[Corpora-List] POS-tagger maintenance and improvement
Francis Tyers
ftyers at prompsit.com
Thu Feb 26 20:33:45 UTC 2009
El jue, 26-02-2009 a las 17:45 +0000, Andras Kornai escribió:
> On Thu, Feb 26, 2009 at 08:29:53AM +0100, Francis Tyers wrote:
> > > assembled a large aligned Hungarian-English corpus (Hunglish, LDC2008T01)
> > > which is chock-full of copyrighted text, by the simple expedient of merging
> > > all text files in one and alphabetically sorting the sentences leaving a
> > > portion out, which makes it more labor-intensive to restore the original
> > > documents than keying them in. This method (blessed by the UPenn lawyers)
> >
> > Actually, I was thinking of doing something similar, but was lead to
> > believe that the text was still copyrighted... even if it was sorted and
> > thus couldn't be distributed under a free licence -- for example the BSD
> > or LGPL.
> >
> > Do you have by any chance a written statement from the UPenn lawyers
> > regarding this?
>
> They haven't provided a separate written statement (nor have we asked for
> one) but they did explain their reasoning. Let R be the copyright holder of
> some work, B be a potential buyer, and M be the maker of the corpus. The
> prime mover behind copyright cases is economic harm. As long as M sells
> copyrighted material, or even gives it away, M is taking away the reason of
> B to buy from the source that would pay royalties to R, so M is causing
> economic harm. Here it is clear that no harm is done, since the users of
> your corpus have not actually gained access to the copyrighted work and the
> corpus can't be exploited for pirate editions.

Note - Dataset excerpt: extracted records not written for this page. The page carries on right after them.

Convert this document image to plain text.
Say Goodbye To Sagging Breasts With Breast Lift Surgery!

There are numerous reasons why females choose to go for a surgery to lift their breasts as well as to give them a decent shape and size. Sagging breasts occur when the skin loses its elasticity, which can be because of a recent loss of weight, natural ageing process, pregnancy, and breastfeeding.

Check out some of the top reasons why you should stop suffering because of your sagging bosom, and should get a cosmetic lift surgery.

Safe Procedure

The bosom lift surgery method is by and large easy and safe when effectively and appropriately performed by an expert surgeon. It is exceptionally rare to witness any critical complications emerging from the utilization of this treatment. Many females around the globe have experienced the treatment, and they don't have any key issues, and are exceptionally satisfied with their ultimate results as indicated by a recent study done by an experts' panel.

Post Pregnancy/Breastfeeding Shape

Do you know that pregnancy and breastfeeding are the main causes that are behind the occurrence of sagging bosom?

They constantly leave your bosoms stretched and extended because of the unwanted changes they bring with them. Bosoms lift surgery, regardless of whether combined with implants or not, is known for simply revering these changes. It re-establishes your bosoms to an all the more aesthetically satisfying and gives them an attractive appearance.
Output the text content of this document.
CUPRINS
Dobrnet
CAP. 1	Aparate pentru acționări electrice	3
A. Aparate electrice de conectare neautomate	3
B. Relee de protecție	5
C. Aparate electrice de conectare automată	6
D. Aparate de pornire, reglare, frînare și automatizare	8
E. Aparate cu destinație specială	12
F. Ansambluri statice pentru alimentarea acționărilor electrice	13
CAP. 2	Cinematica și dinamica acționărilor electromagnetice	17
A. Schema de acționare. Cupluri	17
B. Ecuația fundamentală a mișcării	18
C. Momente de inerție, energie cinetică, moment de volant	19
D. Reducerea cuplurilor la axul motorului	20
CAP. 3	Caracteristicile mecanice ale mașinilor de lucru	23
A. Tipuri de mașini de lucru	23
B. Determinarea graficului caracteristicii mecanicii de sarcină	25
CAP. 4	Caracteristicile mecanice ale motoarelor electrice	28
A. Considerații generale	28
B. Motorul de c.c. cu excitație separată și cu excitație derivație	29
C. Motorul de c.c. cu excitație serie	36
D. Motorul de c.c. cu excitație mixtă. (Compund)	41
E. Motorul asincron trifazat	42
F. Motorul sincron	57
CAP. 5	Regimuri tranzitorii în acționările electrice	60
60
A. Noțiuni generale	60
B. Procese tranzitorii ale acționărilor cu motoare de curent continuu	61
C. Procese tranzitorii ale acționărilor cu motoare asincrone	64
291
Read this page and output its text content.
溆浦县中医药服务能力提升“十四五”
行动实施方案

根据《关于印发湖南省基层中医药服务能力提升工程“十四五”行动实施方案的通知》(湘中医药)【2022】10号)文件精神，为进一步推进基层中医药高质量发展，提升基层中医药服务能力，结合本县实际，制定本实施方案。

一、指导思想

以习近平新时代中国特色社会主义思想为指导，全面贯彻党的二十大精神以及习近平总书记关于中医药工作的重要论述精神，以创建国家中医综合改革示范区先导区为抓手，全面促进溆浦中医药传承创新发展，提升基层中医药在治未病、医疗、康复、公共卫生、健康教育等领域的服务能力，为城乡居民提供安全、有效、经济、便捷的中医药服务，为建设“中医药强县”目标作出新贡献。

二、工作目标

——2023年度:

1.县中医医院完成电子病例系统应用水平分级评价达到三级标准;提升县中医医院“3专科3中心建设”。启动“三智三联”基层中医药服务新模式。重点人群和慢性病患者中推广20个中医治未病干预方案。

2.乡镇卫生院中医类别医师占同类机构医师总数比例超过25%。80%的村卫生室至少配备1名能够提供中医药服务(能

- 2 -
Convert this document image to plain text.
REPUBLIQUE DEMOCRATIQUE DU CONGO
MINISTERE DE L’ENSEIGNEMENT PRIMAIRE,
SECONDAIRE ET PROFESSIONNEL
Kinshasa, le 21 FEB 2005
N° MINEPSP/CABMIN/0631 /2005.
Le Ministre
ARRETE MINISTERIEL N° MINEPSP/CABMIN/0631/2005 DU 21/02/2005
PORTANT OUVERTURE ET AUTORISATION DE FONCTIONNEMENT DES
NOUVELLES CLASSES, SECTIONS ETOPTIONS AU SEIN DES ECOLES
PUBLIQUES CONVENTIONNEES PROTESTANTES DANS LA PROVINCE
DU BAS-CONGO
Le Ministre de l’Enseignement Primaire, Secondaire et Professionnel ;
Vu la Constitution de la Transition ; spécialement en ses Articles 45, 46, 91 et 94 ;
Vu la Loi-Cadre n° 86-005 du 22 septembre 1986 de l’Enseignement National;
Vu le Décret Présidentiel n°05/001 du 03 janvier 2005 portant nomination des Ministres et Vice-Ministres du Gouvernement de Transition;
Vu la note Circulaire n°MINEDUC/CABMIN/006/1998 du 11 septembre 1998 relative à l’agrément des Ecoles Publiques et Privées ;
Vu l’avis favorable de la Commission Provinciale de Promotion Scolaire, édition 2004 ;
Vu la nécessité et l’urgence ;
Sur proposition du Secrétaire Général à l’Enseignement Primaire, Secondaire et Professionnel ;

This is good reasoning for fair use (which exists in some countries),
but see below.
> > Actually, I just looked up the licence agreement for the Hunglish
> > corpus:
> >
> > "1.2. User shall not publish, retransmit, display, redistribute,
> > reproduce or commercially exploit the Data in any form, except that User
> > may include limited excerpts from the Data in articles, reports and
> > other documents describing the results of User’s linguistic education
> > and research. "
> >
> > So I guess the answer to my question is no.
>
> This is the generic LDC policy,
Which is a standard restrictive "non commercial, research use only"
deal.
> and again it doesn't enjoin you from the
> main goal you'd want to use a corpus for, namely training and testing
> computational linguistic models. Whether using the trained system in a
> for-profit system would be infringing I'm not sure, IANAL. But the world is
> full of systems that were optimized on LDC corpora, probably because these
> works, form an economic standpoint, do not harm the copyright holders. From
> a legal standpoint I'm not sure, this may even depend on the laws of the
> country you are in, but in a large corpus the impact of any single work on
> training is so minimal that "de minimis non curat lex" is probably applicable.
It does not allow derivative works. So for example if I want to take the
corpus and add some fancy new markup to it, I could not redistribute it[1] under a
free software licence (BSD, LGPL, GPL, ...) for others to benefit.
Fran
1. For example put it in a public revision control system.